Di pregevole fattura l’esecuzione di Noseda e del coro preparato da Bruno Casoni per i rari Elegischer Gesang op. 118 per coro e archi e Meeresstille und glückliche Fahrt op. 112, cantata per coro e orchestra, di Beethoven, due brani sinfonico-corali che hanno in comune, oltre al periodo di composizione, anche un carattere di fondo, intimo e raccolto, basato su testi che trattano temi profondi come il presagio della morte e lo sgomento che produce la visione della immensa vastità del mare. Nell’op. 118 il timbro affettuoso dell’incipit è stato giustamente accostato da qualcuno alla dolcezza del movimento finale dalla sonata op. 90. Dal canto suo l’op. 112 si presenta come un dittico sinfonico, in perfetta (forse non casuale) simmetria con la seconda aria mozartiana, in cui il Larghetto iniziale, caratterizzato dal canto malinconico del solista, cede poi il passo ad un Allegro che è un dialogo tra gli strumenti a fiato e la voce.

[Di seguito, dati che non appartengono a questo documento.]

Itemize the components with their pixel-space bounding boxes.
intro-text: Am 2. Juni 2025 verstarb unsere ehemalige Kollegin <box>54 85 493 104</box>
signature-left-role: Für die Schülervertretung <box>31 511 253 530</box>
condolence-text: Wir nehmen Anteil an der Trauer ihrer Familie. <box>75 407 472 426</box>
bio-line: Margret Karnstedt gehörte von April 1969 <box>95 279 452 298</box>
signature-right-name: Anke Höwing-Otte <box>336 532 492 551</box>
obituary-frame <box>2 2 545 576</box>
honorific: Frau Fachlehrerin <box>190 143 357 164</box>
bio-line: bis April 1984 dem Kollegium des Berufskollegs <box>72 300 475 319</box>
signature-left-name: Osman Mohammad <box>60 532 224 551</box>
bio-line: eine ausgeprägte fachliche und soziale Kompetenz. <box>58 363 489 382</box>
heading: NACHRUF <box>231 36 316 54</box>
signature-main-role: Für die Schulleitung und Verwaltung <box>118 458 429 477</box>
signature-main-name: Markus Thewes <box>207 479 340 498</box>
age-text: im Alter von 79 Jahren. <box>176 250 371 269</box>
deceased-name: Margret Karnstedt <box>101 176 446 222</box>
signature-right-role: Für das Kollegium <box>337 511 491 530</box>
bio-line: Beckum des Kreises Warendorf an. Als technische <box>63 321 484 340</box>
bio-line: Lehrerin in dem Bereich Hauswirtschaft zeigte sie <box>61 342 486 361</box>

La seconda parte del concerto porta l’ascoltatore nel fantastico, profondo, ultrasensibile universo brahmsiano della Quarta Sinfonia, probabilmente il vertice del sinfonismo tedesco (e non solo) nel secolo diciannovesimo.
Noseda ha fatto un lavoro pregevolissimo con i professori dell’Orchestra del Teatro alla Scala, che peraltro conosce molto bene. La sua gestualità è vivace, “atletica”, a volte convulsa, ma il gesto è sempre impeccabile, mai vago. Il famoso attacco della sinfonia, il “respiro” evocato dalla cellula tematica iniziale costituita da due note, ha un bellissimo riverbero malinconico e nostalgico: è impossibile, anche non conoscendo il pezzo, sentire qualcosa allo stomaco dopo poche battute. Tutto il movimento è costruito sull’assenza sostanziale di contrasti tra i vari temi che si susseguono in un fluire apparentemente ininterrotto, e tuttavia in questa interpretazione la chiarezza tra le varie sezioni è tale da far intuire la forma senza difficoltà. Molto suggestivo nella sezione di sviluppo il dialogo serrato tra archi e legni che precede la ripresa. Appare poi ben restituito nella sua bellezza e poesia il secondo movimento, in cui gli scoppi orchestrali di terzine accentate lasciano subitaneamente il posto a lunghe frasi condotte dagli archi, dalle commoventi modulazioni. Nel terzo movimento (Allegro giocoso) viene esaltato il carattere “robusto”, rustico, più che quello vivace. Sentiamo qui tutta la corposità dell’orchestrazione brahmsiana (appena smorzata dalla “giocosità” del triangolo) ma non si avvertono mai rudezza o volgarità. Infine il grandioso finale in forma di ciaccona, in cui Noseda appare ispiratissimo, non dando tregua all’ascoltatore se non nell’onirica parentesi riservata al flauto e nelle variazioni più lente, mentre la stretta finale è esemplare per l’equilibrio con cui viene sapientemente preparato il climax.